Manuel Acedo, jubilado apacible y viudo resignado, recibe un terrible diagnóstico que lo conducirá a las puertas del Más Allá («¿Qué hacer cuando te anuncian que el trágico destino que a todos nos espera tú lo tienes a plazo fijo y escalofriantemente breve?»). Lejos de desesperarse, decide reflexionar a través de la escritura y empieza pidiéndole cuentas a un dios en el que nunca ha creído, para despacharlo rápidamente y ponerse a explorar aspectos semiolvidados de su vida que lo llevan a territorios ignorados, como los motivos de la huida de su padre, las conexiones de este con el mundo del contrabando, o el recuerdo de un efímero affaire amoroso de juventud nunca olvidado del todo pese a su incuestionable amor por su mujer Etelvina, recién desaparecida.
Y, precisamente, será su mujer la protagonista de la parte más importante del relato cuando Manuel Acedo descubra accidentalmente unos legajos que ella guardaba en una carpeta, bajo el epígrafe
Amor verdadero, y que le ayudará a ordenar y descifrar su sobrina Pilar, su única conexión con el exterior. La dolorosa indagación sobre el posible engaño de su adorada Etelvina se convertirá en una obsesión para el antiguo protésico dental, un hombre de sencillas certezas puestas en tela de juicio al final de sus días.
Con la habilidad del que «sabe mirar» más allá de la apariencia, Pedro J. Bosch ha construido una historia de historias, un tapiz/
patchwork en el que unos y otros interpretan distintos papeles: personaje, narrador, autor, editor..., con el fin último de que la escritura («novelar es crear vidas alternativas, sobrevivir») nos ayude a salvarnos del silencio, del dejar de ser, de decir...

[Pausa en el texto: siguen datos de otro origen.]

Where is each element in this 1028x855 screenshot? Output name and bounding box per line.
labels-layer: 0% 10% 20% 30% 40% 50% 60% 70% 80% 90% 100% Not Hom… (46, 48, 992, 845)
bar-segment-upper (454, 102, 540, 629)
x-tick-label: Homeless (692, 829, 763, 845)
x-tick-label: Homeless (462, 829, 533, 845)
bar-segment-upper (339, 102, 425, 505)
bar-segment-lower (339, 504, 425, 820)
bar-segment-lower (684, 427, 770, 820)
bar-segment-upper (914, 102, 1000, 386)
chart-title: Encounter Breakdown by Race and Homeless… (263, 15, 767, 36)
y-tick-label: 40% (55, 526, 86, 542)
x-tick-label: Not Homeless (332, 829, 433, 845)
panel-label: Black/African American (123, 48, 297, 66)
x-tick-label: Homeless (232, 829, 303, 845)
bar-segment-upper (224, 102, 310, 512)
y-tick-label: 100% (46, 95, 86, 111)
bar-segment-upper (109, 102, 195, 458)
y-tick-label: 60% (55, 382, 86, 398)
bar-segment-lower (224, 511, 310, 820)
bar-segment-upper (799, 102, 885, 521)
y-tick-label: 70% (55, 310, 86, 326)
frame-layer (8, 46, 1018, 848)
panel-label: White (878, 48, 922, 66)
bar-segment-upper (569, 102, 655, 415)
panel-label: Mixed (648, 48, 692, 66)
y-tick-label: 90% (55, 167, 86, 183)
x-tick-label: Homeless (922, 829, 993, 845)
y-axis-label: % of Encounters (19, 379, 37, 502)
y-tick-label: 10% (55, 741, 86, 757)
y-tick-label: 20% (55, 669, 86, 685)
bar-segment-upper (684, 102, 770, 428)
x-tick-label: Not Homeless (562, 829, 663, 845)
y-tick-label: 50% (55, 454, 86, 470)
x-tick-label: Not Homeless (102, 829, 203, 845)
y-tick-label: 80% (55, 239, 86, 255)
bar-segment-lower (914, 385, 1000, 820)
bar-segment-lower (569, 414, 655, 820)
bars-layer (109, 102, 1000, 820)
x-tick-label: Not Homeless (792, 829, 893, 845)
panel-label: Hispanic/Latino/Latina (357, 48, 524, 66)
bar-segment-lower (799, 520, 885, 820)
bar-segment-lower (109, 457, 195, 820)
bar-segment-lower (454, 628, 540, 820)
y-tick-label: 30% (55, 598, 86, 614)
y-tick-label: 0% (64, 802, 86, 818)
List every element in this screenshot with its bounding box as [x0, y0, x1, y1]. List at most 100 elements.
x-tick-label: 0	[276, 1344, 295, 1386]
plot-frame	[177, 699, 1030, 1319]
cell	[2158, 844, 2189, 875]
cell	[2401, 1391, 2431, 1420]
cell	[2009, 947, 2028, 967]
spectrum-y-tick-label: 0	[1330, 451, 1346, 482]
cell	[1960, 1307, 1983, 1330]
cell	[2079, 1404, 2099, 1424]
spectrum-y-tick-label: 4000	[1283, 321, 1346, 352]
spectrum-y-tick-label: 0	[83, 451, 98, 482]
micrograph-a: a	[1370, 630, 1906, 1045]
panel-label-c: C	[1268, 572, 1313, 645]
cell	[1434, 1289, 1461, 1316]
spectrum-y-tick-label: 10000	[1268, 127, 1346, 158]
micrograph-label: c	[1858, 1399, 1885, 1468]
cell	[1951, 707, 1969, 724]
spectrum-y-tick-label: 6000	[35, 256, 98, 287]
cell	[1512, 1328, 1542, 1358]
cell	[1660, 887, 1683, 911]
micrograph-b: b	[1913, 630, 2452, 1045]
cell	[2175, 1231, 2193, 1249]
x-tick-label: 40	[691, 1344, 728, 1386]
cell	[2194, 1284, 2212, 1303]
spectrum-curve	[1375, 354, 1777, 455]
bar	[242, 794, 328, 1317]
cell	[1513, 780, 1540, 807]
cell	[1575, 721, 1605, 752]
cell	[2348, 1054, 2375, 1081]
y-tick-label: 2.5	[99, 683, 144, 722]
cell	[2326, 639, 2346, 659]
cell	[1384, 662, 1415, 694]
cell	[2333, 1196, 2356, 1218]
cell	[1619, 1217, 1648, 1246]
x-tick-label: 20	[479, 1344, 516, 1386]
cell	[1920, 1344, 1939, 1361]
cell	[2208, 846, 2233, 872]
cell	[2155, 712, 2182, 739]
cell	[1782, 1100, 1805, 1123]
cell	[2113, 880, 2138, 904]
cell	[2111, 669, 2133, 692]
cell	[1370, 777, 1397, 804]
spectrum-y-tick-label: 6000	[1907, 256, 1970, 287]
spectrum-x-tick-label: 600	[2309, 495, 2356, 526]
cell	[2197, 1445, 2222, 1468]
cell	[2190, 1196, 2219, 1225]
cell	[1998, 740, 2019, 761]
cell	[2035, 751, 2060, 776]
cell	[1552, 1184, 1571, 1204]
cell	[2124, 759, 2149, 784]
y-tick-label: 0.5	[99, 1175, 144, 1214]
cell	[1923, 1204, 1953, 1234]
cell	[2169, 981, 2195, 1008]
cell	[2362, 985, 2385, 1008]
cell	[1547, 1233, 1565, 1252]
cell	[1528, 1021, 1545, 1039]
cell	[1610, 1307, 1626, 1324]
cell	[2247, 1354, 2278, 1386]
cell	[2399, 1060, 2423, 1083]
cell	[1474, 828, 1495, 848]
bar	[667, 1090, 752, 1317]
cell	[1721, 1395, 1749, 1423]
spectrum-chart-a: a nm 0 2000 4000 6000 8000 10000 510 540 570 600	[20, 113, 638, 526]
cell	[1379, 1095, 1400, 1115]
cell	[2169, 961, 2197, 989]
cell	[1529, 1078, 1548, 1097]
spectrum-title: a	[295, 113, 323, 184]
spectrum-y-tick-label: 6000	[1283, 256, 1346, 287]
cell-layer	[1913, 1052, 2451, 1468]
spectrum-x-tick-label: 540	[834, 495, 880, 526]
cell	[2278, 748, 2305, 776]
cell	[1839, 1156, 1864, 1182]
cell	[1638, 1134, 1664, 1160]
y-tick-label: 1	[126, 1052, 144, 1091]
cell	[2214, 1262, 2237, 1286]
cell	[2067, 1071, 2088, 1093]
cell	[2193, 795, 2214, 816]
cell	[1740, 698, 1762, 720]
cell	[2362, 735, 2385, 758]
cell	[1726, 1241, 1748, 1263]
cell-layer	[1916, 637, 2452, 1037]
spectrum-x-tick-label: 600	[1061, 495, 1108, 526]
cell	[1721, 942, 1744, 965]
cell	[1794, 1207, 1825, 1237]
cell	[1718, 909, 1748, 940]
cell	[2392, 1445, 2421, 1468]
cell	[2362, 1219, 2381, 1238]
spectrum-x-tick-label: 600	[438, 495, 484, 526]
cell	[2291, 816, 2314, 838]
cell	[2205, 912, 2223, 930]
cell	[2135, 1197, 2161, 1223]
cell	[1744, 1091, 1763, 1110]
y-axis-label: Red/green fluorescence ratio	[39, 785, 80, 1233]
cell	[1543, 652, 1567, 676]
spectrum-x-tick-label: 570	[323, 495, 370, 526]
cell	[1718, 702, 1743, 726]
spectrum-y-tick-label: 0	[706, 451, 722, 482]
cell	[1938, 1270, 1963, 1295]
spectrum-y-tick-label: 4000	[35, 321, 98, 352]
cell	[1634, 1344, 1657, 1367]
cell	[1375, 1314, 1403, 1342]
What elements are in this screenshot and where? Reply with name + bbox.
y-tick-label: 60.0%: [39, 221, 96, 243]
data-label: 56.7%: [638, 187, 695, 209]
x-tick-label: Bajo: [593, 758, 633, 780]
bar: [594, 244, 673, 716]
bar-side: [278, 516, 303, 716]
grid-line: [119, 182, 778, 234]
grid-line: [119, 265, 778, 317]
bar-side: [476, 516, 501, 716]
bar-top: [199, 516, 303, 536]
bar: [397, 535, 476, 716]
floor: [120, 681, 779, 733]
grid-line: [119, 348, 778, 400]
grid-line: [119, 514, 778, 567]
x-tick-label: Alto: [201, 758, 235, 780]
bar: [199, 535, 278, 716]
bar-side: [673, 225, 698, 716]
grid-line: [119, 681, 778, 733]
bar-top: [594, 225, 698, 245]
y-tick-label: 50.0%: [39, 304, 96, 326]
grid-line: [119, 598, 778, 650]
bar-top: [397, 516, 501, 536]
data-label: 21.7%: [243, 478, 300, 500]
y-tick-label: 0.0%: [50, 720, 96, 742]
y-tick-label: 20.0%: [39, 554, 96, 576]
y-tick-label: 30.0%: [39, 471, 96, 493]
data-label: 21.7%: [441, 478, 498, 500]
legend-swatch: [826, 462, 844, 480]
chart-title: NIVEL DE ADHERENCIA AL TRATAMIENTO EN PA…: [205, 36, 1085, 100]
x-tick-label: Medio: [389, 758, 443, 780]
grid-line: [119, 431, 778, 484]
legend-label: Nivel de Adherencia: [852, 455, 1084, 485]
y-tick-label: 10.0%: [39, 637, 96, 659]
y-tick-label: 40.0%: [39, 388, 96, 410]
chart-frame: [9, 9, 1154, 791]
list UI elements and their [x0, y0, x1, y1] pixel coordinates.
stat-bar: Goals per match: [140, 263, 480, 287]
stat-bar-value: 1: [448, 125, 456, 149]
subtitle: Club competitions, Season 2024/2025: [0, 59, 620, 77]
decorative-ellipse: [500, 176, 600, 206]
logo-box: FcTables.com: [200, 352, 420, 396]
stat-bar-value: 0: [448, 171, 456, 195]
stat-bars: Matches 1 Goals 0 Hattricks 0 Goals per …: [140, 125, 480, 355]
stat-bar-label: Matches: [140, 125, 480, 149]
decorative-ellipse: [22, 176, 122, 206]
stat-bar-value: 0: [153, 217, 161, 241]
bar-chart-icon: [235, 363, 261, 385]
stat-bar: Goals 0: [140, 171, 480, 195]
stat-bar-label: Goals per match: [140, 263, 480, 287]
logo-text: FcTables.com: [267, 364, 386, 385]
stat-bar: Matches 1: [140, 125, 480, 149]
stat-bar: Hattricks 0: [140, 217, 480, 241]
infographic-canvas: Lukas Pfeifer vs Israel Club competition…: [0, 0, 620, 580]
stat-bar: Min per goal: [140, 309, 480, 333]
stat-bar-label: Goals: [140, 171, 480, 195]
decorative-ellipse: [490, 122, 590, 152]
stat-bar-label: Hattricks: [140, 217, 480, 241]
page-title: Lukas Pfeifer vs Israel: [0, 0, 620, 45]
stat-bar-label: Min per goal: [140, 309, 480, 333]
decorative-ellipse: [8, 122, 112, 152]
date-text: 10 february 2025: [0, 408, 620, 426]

Me parece tierno y humanísimo que un moribundo desee, y preferible a que chapotee en su ominoso e inexorable destino (al fin y al cabo, solo relativamente más inmediato que el nuestro) o a que se rinda a un rezo compulsivo, a un imposible diálogo con un ser sobrenatural que nadie ha visto y del que no hay prueba alguna de que exista más allá del interior de nuestros cerebros. Aunque parezca increíble, Etelvina y yo nunca llegamos a hablar de Dios, y eso a pesar de que ambos nos conocimos en misa cuando no teníamos más de doce años. Ni siquiera sé si en el fondo creía, era muy reservada en esos asuntos. Sí, despotricaba como yo de curas, monjas, arzobispos y papas, pero, sin embargo, no recuerdo haberle oído nunca afirmar que no esperase nada tras la muerte. ¿Y si en el fondo esperaba? Debí haberle organizado unos funerales religiosos por si acaso. Pero no lo hice, di por hecho que ella no lo hubiera querido. ¿Y si por mi culpa tiene problemas de ingreso en el resort de allá arriba?